Although there are no specific details of how the plans will affect West Norfolk, police chiefs say that around two-thirds of the job cuts will be made among civilian staff, including the loss of 120 police community support officer (PCSO) posts.
A total of 120 police officer jobs will also be lost, though the force says only 12 will be neighbourhood officer roles.
And there will also be a review of police buildings in the county, with a view to running reduced services in the future.
Chief constable Simon Bailey said: “My priority will always be to preserve our capability to provide an effective 24/7 emergency response, prevent and detect crime and protect the public from harm. Our plans will safeguard both these core functions and our commitment to neighbourhood policing.

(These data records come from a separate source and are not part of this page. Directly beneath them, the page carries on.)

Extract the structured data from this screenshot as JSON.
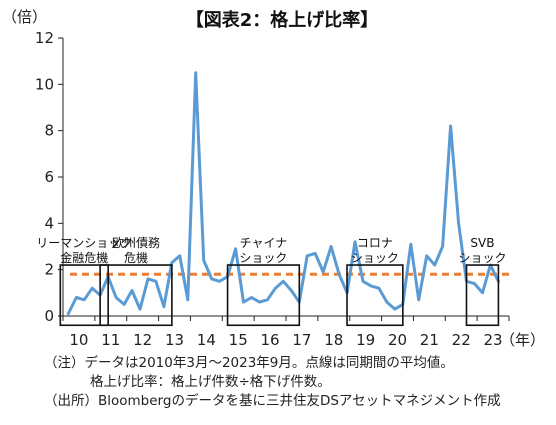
{
  "chart_data": {
    "type": "line",
    "title": "【図表2：格上げ比率】",
    "ylabel": "（倍）",
    "xlabel": "（年）",
    "ylim": [
      0,
      12
    ],
    "yticks": [
      "0",
      "2",
      "4",
      "6",
      "8",
      "10",
      "12"
    ],
    "xtick_labels": [
      "10",
      "11",
      "12",
      "13",
      "14",
      "15",
      "16",
      "17",
      "18",
      "19",
      "20",
      "21",
      "22",
      "23"
    ],
    "grid": false,
    "x": [
      "2010-03",
      "2010-06",
      "2010-09",
      "2010-12",
      "2011-03",
      "2011-06",
      "2011-09",
      "2011-12",
      "2012-03",
      "2012-06",
      "2012-09",
      "2012-12",
      "2013-03",
      "2013-06",
      "2013-09",
      "2013-12",
      "2014-03",
      "2014-06",
      "2014-09",
      "2014-12",
      "2015-03",
      "2015-06",
      "2015-09",
      "2015-12",
      "2016-03",
      "2016-06",
      "2016-09",
      "2016-12",
      "2017-03",
      "2017-06",
      "2017-09",
      "2017-12",
      "2018-03",
      "2018-06",
      "2018-09",
      "2018-12",
      "2019-03",
      "2019-06",
      "2019-09",
      "2019-12",
      "2020-03",
      "2020-06",
      "2020-09",
      "2020-12",
      "2021-03",
      "2021-06",
      "2021-09",
      "2021-12",
      "2022-03",
      "2022-06",
      "2022-09",
      "2022-12",
      "2023-03",
      "2023-06",
      "2023-09"
    ],
    "series": [
      {
        "color": "#5b9bd5",
        "values": [
          0.1,
          0.8,
          0.7,
          1.2,
          0.9,
          1.7,
          0.8,
          0.5,
          1.1,
          0.3,
          1.6,
          1.5,
          0.4,
          2.3,
          2.6,
          0.7,
          10.5,
          2.4,
          1.6,
          1.5,
          1.7,
          2.9,
          0.6,
          0.8,
          0.6,
          0.7,
          1.2,
          1.5,
          1.1,
          0.6,
          2.6,
          2.7,
          1.9,
          3.0,
          1.8,
          1.0,
          3.2,
          1.5,
          1.3,
          1.2,
          0.6,
          0.3,
          0.5,
          3.1,
          0.7,
          2.6,
          2.2,
          3.0,
          8.2,
          4.0,
          1.5,
          1.4,
          1.0,
          2.2,
          1.5
        ]
      },
      {
        "type": "reference-line",
        "style": "dashed",
        "color": "#ed7d31",
        "value": 1.8
      }
    ],
    "annotations": [
      {
        "lines": [
          "リーマンショック",
          "金融危機"
        ],
        "from": "2010-03",
        "to": "2011-03"
      },
      {
        "lines": [
          "欧州債務",
          "危機"
        ],
        "from": "2011-06",
        "to": "2013-03"
      },
      {
        "lines": [
          "チャイナ",
          "ショック"
        ],
        "from": "2015-06",
        "to": "2017-03"
      },
      {
        "lines": [
          "コロナ",
          "ショック"
        ],
        "from": "2019-03",
        "to": "2020-06"
      },
      {
        "lines": [
          "SVB",
          "ショック"
        ],
        "from": "2022-12",
        "to": "2023-06"
      }
    ]
  },
  "notes": {
    "line1": "（注）データは2010年3月～2023年9月。点線は同期間の平均値。",
    "line2": "格上げ比率：格上げ件数÷格下げ件数。",
    "line3": "（出所）Bloombergのデータを基に三井住友DSアセットマネジメント作成"
  }
}
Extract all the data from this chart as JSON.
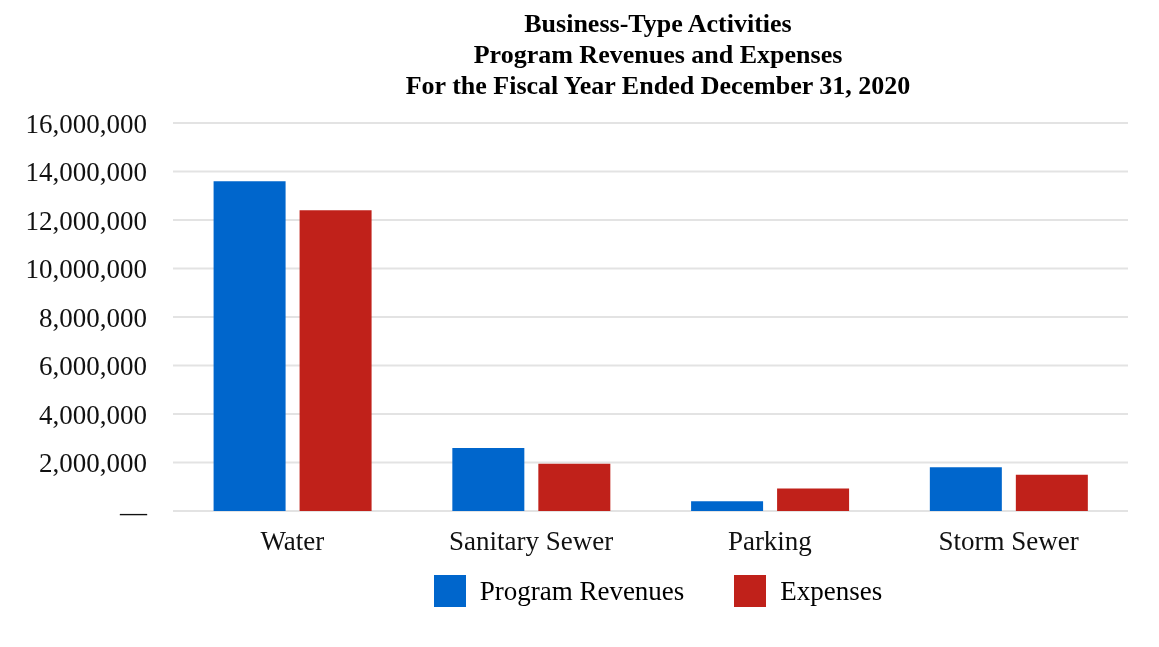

“However, the scale of the deficit is such that this cannot be achieved without further reducing our workforce - including some frontline posts.
“This is the harsh reality but I will be doing everything I can to minimise the impact on both the service we deliver and on my staff.
“I recognise that some of these recommendations will not be popular. Nevertheless, I have to be satisfied that I can meet the public’s basic expectation that when someone in genuine need calls the police in Norfolk that there are sufficient resources available to respond.
“This inevitably means that we will have to scale back some of our non-essential services and continue to challenge inappropriate demands on our time.
“We maintain committed to our close collaboration with Suffolk and to working with partners locally and, most importantly, our local communities to achieve this.”
The force says that the current plans, which are set to be phased in over the next four years, would achieve around three-quarters of the savings that need to be made.